Russian President Vladimir Putin has told German Chancellor Angela Merkel that the Crimea breakaway referendum currently underway is "legal".

The Kremlin said in a statement that the Russian leader maintained that the will of Crimea's population is being implemented "in full compliance with international law".

Putin's comments come after Russia vetoed a draft UN resolution criticising Sunday's referendum, which asks Crimeans if they want to re-join Russia. A second question asks whether Ukraine should return to its status under the 1992 constitution.

Voting across Crimea started at 8am local time (6am GMT) on Sunday and will close at 8pm. There are reports of a high turnout at polling stations in Crimea's capital Simferopol and Bakhchisaray.

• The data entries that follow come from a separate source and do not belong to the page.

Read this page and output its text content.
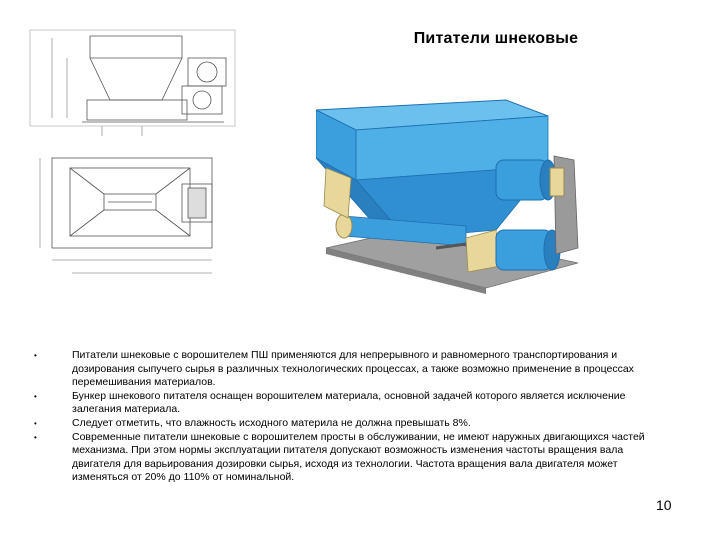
Питатели шнековые
•	Питатели шнековые с ворошителем ПШ применяются для непрерывного и равномерного транспортирования и дозирования сыпучего сырья в различных технологических процессах, а также возможно применение в процессах перемешивания материалов.
•	Бункер шнекового питателя оснащен ворошителем материала, основной задачей которого является исключение залегания материала.
•	Следует отметить, что влажность исходного материла не должна превышать 8%.
•	Современные питатели шнековые с ворошителем просты в обслуживании, не имеют наружных двигающихся частей механизма. При этом нормы эксплуатации питателя допускают возможность изменения частоты вращения вала двигателя для варьирования дозировки сырья, исходя из технологии. Частота вращения вала двигателя может изменяться от 20% до 110% от номинальной.
10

Election official Mykhaylo Malyshev said there has been a "record-breaking turnout of 44.27% after six hours of voting". Observers expect voters overwhelmingly to support leaving Ukraine, although the Tartar Muslim minority community said it would boycott the vote.

According to a poll by German research group GfK, 70% of Crimeans who want to take part in the referendum plan to vote to join Russia, while 11% want to remain part of Ukraine.

Ethnic Russians make up a clear majority in Crimea (58.5%), and around 1.5m voters are eligible to cast their ballots. The first results are expected to be released shortly after the referendum.

A woman casts her ballot in the Crimea referendum while holding a Russian flag.
A woman casts her ballot in the Crimea referendum while holding a Russian flag. Reuters

Casting his ballot, Crimea's pro-Russian Prime Minister Sergei Aksyonov said the vote was progressing well.

"As you can see, people are voting freely," he told the Interfax news agency. "There are no problems at polling stations. I don't feel or see that any pressure is being applied."

The state news agency reported that more than 1,000 people are at a pro-Russian rally in Donetsk and several cars are driving around the city with signs reading "referendum".

The city of Saint Petersburg closed down its main street for a car rally organised by conservative parties in support of the Crimean referendum, while in Moscow, at least 10,000 people took part in an anti-intervention rally on Saturday.

Kiev accused Russian forces of seizing a village north of Crimea and demanded their withdrawal. Ukraine's foreign ministry said 80 military personnel supported by four helicopter gunships and three armoured vehicles captured the village of Strilkove.

On Sunday, Kiev and Russia agreed on a truce in Crimea until 21 March. Ukraine's acting defence minister Ihor Tenyukh told reporters: "No measures will be taken against our military facilities in Crimea during that time. Our military sites are therefore proceeding with a replenishment of reserves."